Yesterday’s Stauffer decision is part of the recent surge of false marking suits filed since Federal Circuit ruled last December that penalties in false marking actions should be imposed on a per article basis, as opposed to a single $500 penalty for all individual examples of a falsely marked product. Forest Group, Inc. v. Bon Tool Co., 590 F.3d 1295 (Fed. Cir. 2009). The Forest Group ruling caused concern for manufacturers who are now potentially exposed to large fines for inaccurately marked goods produced in large volumes. Section 292 prohibits affixing the word “patent” to an unpatented article with the purpose of deceiving the public and specifically allows individual plaintiffs to pursue claims in the government’s stead: “any person may sue for the penalty, in which event onehalf shall go to the person suing and the other to the use of the United States.” 35 U.S. C. § 292.

The Stauffer case dealt with allegations that a mechanism contained within Brooks Brothers’ bow ties were falsely marked with patent numbers that had expired in the 1950s. In its decision, the Federal Circuit first clarified that section 292’s qui tam provision operates to confer standing on an individual based on the United States’ partial assignment of its damages claim to “any person”. As such, “Stauffer’s standing arises from his status as ‘any person’ and he need not allege more for jurisdictional purposes”. Therefore, an individual need only allege that the United States suffered an injury in fact casually connected to the defendant’s conduct that is likely to be redressed by the court. The individual is not required to allege injuries to himself or to the public in order to satisfy standing requirements.

The Federal Circuit also addressed the question of what constitutes sufficient injury in fact to the United States under Article III. Brooks Brothers had argued that abstract harm, such as injury to the interest in seeing that the law is obeyed, is not sufficiently concrete to meet standing.

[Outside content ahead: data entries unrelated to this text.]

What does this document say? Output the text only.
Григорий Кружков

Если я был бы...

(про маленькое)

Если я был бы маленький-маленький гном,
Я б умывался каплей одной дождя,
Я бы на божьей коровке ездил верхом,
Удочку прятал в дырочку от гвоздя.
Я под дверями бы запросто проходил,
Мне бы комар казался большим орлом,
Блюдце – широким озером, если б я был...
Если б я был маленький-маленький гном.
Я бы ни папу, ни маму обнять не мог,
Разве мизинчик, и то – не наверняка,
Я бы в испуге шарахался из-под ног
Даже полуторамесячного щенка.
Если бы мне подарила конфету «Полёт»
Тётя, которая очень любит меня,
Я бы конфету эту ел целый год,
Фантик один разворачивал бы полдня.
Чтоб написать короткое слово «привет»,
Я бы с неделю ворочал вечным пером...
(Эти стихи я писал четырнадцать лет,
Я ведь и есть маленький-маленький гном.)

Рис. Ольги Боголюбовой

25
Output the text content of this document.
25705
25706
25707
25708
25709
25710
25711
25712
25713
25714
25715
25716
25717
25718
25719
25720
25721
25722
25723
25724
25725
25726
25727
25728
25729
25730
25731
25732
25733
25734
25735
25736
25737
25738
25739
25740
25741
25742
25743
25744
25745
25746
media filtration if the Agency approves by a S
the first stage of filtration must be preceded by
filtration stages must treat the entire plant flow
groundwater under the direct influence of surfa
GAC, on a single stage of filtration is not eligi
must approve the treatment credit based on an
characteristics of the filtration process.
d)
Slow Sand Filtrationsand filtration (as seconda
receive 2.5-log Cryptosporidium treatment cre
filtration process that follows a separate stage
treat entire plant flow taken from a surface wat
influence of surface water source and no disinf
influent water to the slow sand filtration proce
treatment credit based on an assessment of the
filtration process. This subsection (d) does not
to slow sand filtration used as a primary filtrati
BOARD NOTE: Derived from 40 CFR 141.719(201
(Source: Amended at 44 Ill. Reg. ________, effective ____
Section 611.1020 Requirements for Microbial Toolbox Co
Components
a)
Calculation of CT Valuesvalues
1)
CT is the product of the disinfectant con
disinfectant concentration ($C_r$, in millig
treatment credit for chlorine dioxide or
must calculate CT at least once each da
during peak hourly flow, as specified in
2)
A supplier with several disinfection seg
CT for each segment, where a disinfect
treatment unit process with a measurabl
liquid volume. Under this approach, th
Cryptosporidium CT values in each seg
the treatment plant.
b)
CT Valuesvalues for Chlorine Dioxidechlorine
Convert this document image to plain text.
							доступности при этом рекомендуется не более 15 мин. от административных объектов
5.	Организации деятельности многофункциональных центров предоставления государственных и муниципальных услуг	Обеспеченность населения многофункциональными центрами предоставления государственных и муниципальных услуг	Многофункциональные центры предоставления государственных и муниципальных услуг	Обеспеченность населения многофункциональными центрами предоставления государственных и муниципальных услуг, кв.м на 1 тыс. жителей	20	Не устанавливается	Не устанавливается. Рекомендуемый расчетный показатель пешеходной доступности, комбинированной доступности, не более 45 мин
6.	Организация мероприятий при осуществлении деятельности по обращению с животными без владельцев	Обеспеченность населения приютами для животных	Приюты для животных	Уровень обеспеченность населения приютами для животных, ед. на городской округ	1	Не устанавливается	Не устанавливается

The court disagreed, accepting the government’s argument that in enacting the false marking statute, Congress determined that violation of that act is sufficient injury in fact to confer standing on the government and thus on Stauffer as the governments’ assignee.

The Court also declined to address whether Stauffer’s alleged injuries to himself or alleged injuries to competition were sufficient to give him standing, noting that “Stauffer’s standing arises from his status as ‘any person,’ and he need not allege more for jurisdictional purposes.”

Additionally, although the court did not rule on the issue, amicus Ciba had argued that section 292 is unconstitutional on the basis that the government cannot assign a claim to an individual without retaining control over that individual’s actions because such an assignment would constitute a violation of the “take Care” clause of Article II section 3 of the Constitution. While the Federal Circuit declined to address the question of the constitutionality of section 292 as the issue was not on appeal, the argument that the delegation of the enforcement of patent laws was an impermissible encroachment on the executive branch by Congress may prove to be a viable defense for a business facing a challenge to its marking practices in the future.

In sum, Stauffer clarifies that an alleged violation of 35 U.S. C. § 292 is sufficient Article III injury to the United States to confer standing on the United States, and that section 292’s assignment of the ability to sue to “any person” is sufficient to confer standing on an individual. There is no need to separately allege injury to the individual or to the public. However, as the Federal Circuit refused to address the constitutionality of section 292 as a violation of the “take Care clause,” this defense remains potentially available to future patent marking defendants.